The unpublished poetry of the years before, containing some of her most moving poems, appeared posthumously in 1860 as Letzte Gaben.
In 1840 Annette von Droste wrote a one-act comedy, Perdu, oder: Dichter, Verleger und Blaustrümpfe, in which the ‘poet’ is modelled on Freiligrath, the critic (Rezensent) and ‘part-time poet’ on Schücking, and the ‘blue-stocking’ (Blaustrumpf von Stande), Anna Freiin von Thielen, is the authoress herself, who withdraws her manuscript as soon as she senses that the publisher is only interested in business.
To call Annette von Droste the greatest German woman poet, as is often done, is not to do justice to the strength and originality of her poetry. Many of her poems of reflection or observation show a bitter-sweet sense of transience, a keen and accurate vision, and a remarkable power in the choice and manipulation of words.
Her reputation as a writer of fiction depends on Die Judenbuche, an outstanding 19th-c. Novelle. She wrote brilliantly of her native Westphalia. According to her own comments, she did not complete her novel Bei uns zu Lande auf dem Lande because she was unable to prevent the characters resembling members of her own family. In 1845 Bilder aus Westfalen appeared anonymously under the title Westfälische Schilderungen aus einer westfälischen Feder in the Historisch-Politische Blätter.
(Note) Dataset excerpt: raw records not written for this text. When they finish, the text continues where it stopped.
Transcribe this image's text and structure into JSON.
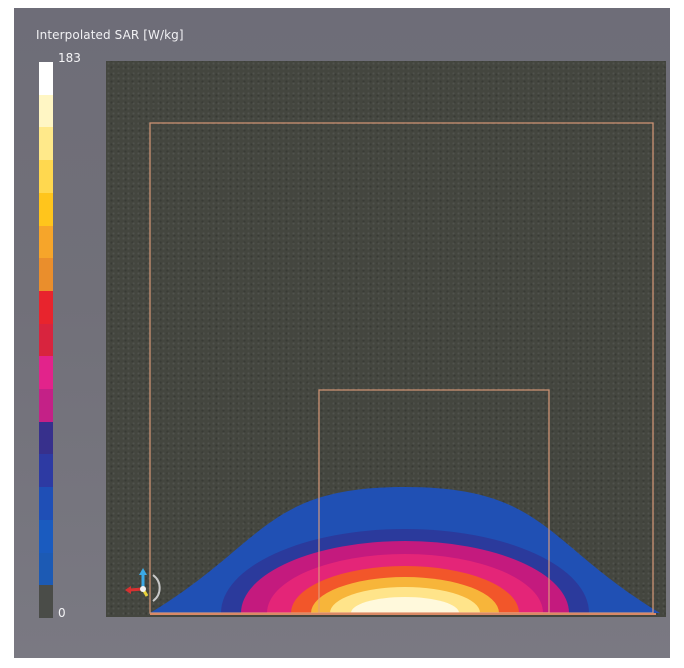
{
  "legend": {
    "title": "Interpolated SAR [W/kg]",
    "max_label": "183",
    "min_label": "0",
    "colors_top_to_bottom": [
      "#ffffff",
      "#fff6c4",
      "#ffe98a",
      "#ffd84f",
      "#ffc51c",
      "#f6a52a",
      "#ea8e2c",
      "#e8242d",
      "#d8243e",
      "#e2238b",
      "#c42187",
      "#37308c",
      "#2d3aa3",
      "#1f4fb6",
      "#1a5bbf",
      "#1c5ab4",
      "#4a4c48"
    ]
  },
  "field": {
    "contour_colors_outer_to_inner": [
      "#2050b4",
      "#2b3a9c",
      "#c41a7e",
      "#e42578",
      "#f2562a",
      "#f7b53a",
      "#ffe48a",
      "#fff9dc"
    ]
  },
  "colors": {
    "background": "#6f6e78",
    "plot_background": "#44463f",
    "outline": "#e3a07c"
  },
  "icons": {
    "axes": "axes-orientation-icon"
  }
}
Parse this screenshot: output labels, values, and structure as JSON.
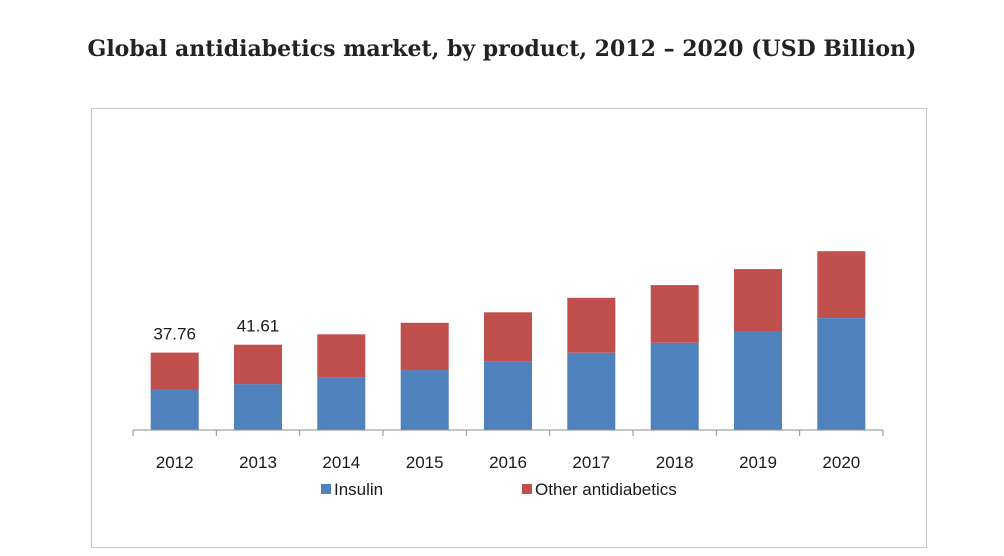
{
  "chart_data": {
    "type": "bar",
    "stacked": true,
    "title": "Global antidiabetics market, by product, 2012 – 2020 (USD Billion)",
    "categories": [
      "2012",
      "2013",
      "2014",
      "2015",
      "2016",
      "2017",
      "2018",
      "2019",
      "2020"
    ],
    "series": [
      {
        "name": "Insulin",
        "color": "#4f81bd",
        "values": [
          20.0,
          22.4,
          25.8,
          29.2,
          33.3,
          37.7,
          42.6,
          48.3,
          54.6
        ]
      },
      {
        "name": "Other antidiabetics",
        "color": "#c0504d",
        "values": [
          17.76,
          19.21,
          20.9,
          23.1,
          24.1,
          26.8,
          28.1,
          30.2,
          32.6
        ]
      }
    ],
    "data_labels": [
      {
        "category": "2012",
        "text": "37.76"
      },
      {
        "category": "2013",
        "text": "41.61"
      }
    ],
    "ylim": [
      0,
      100
    ],
    "y_axis_visible": false,
    "grid": false,
    "legend": "bottom-center"
  }
}
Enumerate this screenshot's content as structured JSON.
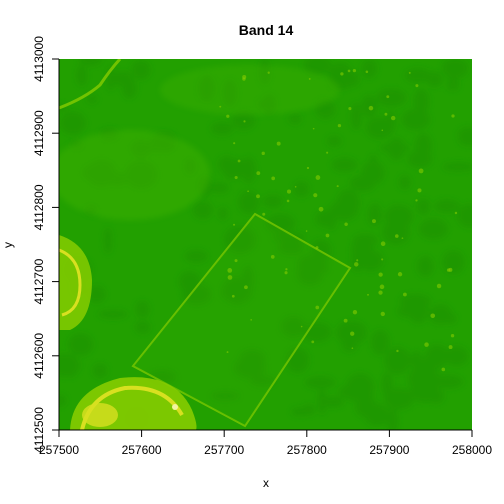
{
  "chart_data": {
    "type": "heatmap",
    "title": "Band 14",
    "xlabel": "x",
    "ylabel": "y",
    "xlim": [
      257500,
      258000
    ],
    "ylim": [
      4112500,
      4113000
    ],
    "x_ticks": [
      {
        "value": 257500,
        "label": "257500"
      },
      {
        "value": 257600,
        "label": "257600"
      },
      {
        "value": 257700,
        "label": "257700"
      },
      {
        "value": 257800,
        "label": "257800"
      },
      {
        "value": 257900,
        "label": "257900"
      },
      {
        "value": 258000,
        "label": "258000"
      }
    ],
    "y_ticks": [
      {
        "value": 4112500,
        "label": "4112500"
      },
      {
        "value": 4112600,
        "label": "4112600"
      },
      {
        "value": 4112700,
        "label": "4112700"
      },
      {
        "value": 4112800,
        "label": "4112800"
      },
      {
        "value": 4112900,
        "label": "4112900"
      },
      {
        "value": 4113000,
        "label": "4113000"
      }
    ],
    "colors": {
      "base": "#22a000",
      "dark": "#1b9200",
      "light": "#3fb200",
      "bright": "#86cc00",
      "highlight": "#d8e020"
    }
  }
}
These sketches of Westphalia describe the differing mental and physical types found in the districts of Sauerland, Paderborn, and Münsterland. They are shrewd and bold, so much so that they could not appear under her name. But they are also written with the same empathy as Die Judenbuche, which resulted from her studies for this work; both works show the remarkable nuances of wit and irony which balance, but never obscure, the humanity of Annette von Droste's mature style.
Sämtliche Werke historisch-kritische Ausgabe, 4 vols., ed. K. Schulte-Kemminghausen, appeared 1925-30 and Historischkṛitische Ausgabe, ed. W. Woesler et al. from 1978.